The Train to Crystal City

This book deals with an internment in Texas. This camp, unlike the major ones, was set aside for families. It also housed Japanese and Japanese Americans, Germans and Italians. Also, unlike the other camps, it was used for prisoner exchanges with other countries. A further way it was unlike the other camps was that some of the people who ended up there weren't even from the U.S. Some were from countries in South America that had agreed with the U.S. to send them there. (2264 Japanese, 4058 Germans and 288 Italians.)

A significant part of the book revolves around specific people, how they got to the camp, how they were repatriated back to Germany or Japan and what happened to them once they got there. Those who were repatriated tended to have a hard time once they got back to their native countries.

The camp opened in 1942 and did not close until after the finish of the war.

The official name of the camp was the Crystal City Enemy Detention Facility. A monument was set up in 1985 but the term used then was the Crystal City Concentration Camp.

Like the Japanese Americans who were interned these people were forced to leave their homes quickly (and some had been arrested or other wise taken previous to that), had a very limited amount of things they could bring and ended up in a camp surrounded by guard towers and barbed wire.

Some of the general background of the internment process is discussed including Hoover's role in what happened.

There's some interesting material about how Eleanor Roosevelt had some major differences in opinion from FDR in relation to the internment and other matters.

FDR authorized the Special War Problems Division to find Japanese and Germans in America and Latin America that could be rounded up and used as trade bait for American civilians and/or prisoners of war in the Pacific theater. FDR also initially wanted all 600,000 people of German descent in the country interned. He didn't care about the Italians since they were a bunch of 'opera singers.'

An act was passed on June 28, 1940 that required every alien in the U.S. to register and be fingerprinted.

The construction of Crystal City is discussed as is the different way in which the Germans and the Japanese in the camp behaved with the Germans more demonstrative in their Facism.

The proclamations 2526 and 2527 allowed any subjects of Japan, Germany or Italy who were fourteen or over to be apprehended and considered to be enemy aliens.
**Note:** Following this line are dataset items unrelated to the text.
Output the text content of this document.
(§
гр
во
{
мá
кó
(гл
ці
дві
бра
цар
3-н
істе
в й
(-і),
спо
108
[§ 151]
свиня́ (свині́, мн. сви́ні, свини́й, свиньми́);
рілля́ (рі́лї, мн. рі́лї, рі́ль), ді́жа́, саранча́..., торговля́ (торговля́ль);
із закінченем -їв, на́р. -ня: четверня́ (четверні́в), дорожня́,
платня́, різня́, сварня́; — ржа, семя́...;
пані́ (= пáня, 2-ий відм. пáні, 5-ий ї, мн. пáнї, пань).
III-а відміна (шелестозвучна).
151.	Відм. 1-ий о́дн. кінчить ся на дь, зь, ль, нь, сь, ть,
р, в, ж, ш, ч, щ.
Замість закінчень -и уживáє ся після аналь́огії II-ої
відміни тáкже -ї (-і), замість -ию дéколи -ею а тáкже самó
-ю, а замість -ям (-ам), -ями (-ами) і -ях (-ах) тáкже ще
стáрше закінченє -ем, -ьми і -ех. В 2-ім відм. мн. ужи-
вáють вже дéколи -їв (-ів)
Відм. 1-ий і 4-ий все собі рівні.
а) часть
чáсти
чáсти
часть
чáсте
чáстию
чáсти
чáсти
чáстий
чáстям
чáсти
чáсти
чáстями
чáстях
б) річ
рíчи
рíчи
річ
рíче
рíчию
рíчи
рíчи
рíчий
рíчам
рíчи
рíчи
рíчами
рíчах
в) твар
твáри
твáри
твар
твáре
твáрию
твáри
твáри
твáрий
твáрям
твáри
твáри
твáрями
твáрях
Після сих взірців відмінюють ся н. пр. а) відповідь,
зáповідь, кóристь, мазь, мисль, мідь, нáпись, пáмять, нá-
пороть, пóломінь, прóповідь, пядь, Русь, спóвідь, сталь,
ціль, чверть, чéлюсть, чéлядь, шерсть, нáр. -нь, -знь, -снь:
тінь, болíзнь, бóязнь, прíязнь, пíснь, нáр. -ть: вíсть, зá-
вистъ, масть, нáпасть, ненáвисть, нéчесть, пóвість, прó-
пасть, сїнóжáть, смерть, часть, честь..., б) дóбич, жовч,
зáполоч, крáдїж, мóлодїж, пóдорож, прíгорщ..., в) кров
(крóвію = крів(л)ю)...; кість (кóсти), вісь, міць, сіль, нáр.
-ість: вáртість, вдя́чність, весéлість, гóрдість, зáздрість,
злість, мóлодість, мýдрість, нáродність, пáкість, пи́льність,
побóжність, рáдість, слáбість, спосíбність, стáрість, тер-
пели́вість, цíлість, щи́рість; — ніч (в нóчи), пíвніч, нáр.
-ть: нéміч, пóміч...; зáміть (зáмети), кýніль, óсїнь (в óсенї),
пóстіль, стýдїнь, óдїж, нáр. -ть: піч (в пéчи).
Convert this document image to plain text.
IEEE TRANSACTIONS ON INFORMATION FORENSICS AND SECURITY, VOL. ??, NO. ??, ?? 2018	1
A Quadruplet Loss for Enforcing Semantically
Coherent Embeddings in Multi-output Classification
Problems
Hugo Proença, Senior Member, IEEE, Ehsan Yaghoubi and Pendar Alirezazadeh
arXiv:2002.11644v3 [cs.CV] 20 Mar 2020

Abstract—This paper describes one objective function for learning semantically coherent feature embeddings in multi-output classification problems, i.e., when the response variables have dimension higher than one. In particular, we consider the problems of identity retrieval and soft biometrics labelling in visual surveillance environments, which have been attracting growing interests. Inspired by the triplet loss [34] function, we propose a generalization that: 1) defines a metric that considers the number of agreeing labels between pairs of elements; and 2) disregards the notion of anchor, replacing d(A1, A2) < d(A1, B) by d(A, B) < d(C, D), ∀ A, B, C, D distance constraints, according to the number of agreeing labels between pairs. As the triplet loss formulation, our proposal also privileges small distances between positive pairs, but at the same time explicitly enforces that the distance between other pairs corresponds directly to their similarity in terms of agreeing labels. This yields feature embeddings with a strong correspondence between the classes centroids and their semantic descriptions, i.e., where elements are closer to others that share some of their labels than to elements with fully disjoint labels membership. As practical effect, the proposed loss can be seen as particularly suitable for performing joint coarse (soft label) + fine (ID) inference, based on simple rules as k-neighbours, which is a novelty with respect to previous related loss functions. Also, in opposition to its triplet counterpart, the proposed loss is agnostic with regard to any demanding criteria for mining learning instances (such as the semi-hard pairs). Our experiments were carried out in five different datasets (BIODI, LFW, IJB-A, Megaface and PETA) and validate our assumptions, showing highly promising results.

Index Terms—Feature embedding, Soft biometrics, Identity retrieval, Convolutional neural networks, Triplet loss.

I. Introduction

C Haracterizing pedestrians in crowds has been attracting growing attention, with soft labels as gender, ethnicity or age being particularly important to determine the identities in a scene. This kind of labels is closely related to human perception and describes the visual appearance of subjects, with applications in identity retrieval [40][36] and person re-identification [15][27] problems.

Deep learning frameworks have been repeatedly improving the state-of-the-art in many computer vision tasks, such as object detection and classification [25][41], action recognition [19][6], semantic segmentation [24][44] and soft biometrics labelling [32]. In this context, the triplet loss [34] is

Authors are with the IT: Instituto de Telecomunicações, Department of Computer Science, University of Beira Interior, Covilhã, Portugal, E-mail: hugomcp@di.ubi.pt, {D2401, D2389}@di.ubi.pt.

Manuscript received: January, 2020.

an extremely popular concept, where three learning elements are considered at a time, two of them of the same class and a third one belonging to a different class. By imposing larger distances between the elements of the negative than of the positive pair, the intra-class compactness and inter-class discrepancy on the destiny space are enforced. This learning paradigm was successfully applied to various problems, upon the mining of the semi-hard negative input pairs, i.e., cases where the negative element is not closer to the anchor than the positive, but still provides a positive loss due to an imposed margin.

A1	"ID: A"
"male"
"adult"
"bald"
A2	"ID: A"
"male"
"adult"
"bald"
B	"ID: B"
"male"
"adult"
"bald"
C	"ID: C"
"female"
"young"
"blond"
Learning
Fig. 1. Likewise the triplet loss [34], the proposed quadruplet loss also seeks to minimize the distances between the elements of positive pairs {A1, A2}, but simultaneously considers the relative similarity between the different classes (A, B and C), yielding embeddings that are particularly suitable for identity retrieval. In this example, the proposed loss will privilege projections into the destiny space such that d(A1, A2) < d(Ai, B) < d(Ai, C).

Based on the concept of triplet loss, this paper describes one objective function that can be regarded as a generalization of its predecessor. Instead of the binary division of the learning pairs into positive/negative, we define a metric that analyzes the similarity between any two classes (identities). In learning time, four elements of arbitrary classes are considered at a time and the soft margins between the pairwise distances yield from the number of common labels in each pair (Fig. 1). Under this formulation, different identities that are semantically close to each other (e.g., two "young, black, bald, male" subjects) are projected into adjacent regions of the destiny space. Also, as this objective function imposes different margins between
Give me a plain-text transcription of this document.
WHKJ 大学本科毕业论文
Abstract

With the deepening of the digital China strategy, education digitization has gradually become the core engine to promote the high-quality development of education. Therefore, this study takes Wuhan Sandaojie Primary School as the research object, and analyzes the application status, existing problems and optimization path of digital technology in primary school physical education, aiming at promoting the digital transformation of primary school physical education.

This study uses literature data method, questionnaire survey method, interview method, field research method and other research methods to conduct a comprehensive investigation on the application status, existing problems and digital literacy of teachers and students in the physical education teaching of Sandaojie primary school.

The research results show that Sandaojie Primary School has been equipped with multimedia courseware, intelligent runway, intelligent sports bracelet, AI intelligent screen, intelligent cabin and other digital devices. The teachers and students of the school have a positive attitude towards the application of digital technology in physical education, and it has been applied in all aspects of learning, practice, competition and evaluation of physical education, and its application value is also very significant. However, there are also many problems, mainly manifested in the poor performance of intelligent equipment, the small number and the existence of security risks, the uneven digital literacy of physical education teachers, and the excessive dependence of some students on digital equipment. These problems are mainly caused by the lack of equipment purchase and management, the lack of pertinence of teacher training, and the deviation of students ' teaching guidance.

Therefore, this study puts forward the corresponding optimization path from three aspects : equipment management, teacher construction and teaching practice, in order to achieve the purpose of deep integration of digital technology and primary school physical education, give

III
The German American Bund is also discussed as is the types of schools that were in the camp.

The schools and how the camp got school teachers to come there is covered. There's a whole chapter on the Yes/Yes, No/No questionnaire and the problems that caused. There was a call for the camps to be closed sometime during 1943 but FDR overruled that and kept the camps open. The Quakers opposed internment.

Those people who repatriated did not know just how bad off the countries they were going to actually were.

There's a good bit about the Nazi concentration camps and what happened to the Jews. One of the most shocking bits of information is about a plan that was considered to bomb the concentration camps, hitting the crematoriums and related areas but it was abandoned since there were 'greater-priority military targets' in the area, among other reasons. There is no doubt that some of the prisoners would have been killed but at least, in my opinion, it could have delayed the death of many Jews perhaps long enough for the Allies to have liberated the camps. It would have taken time to rebuild the crematoriums.

There was a propagandistic film made about Crystal City.

There is also a lot of other information in the book. It's certainly worth getting.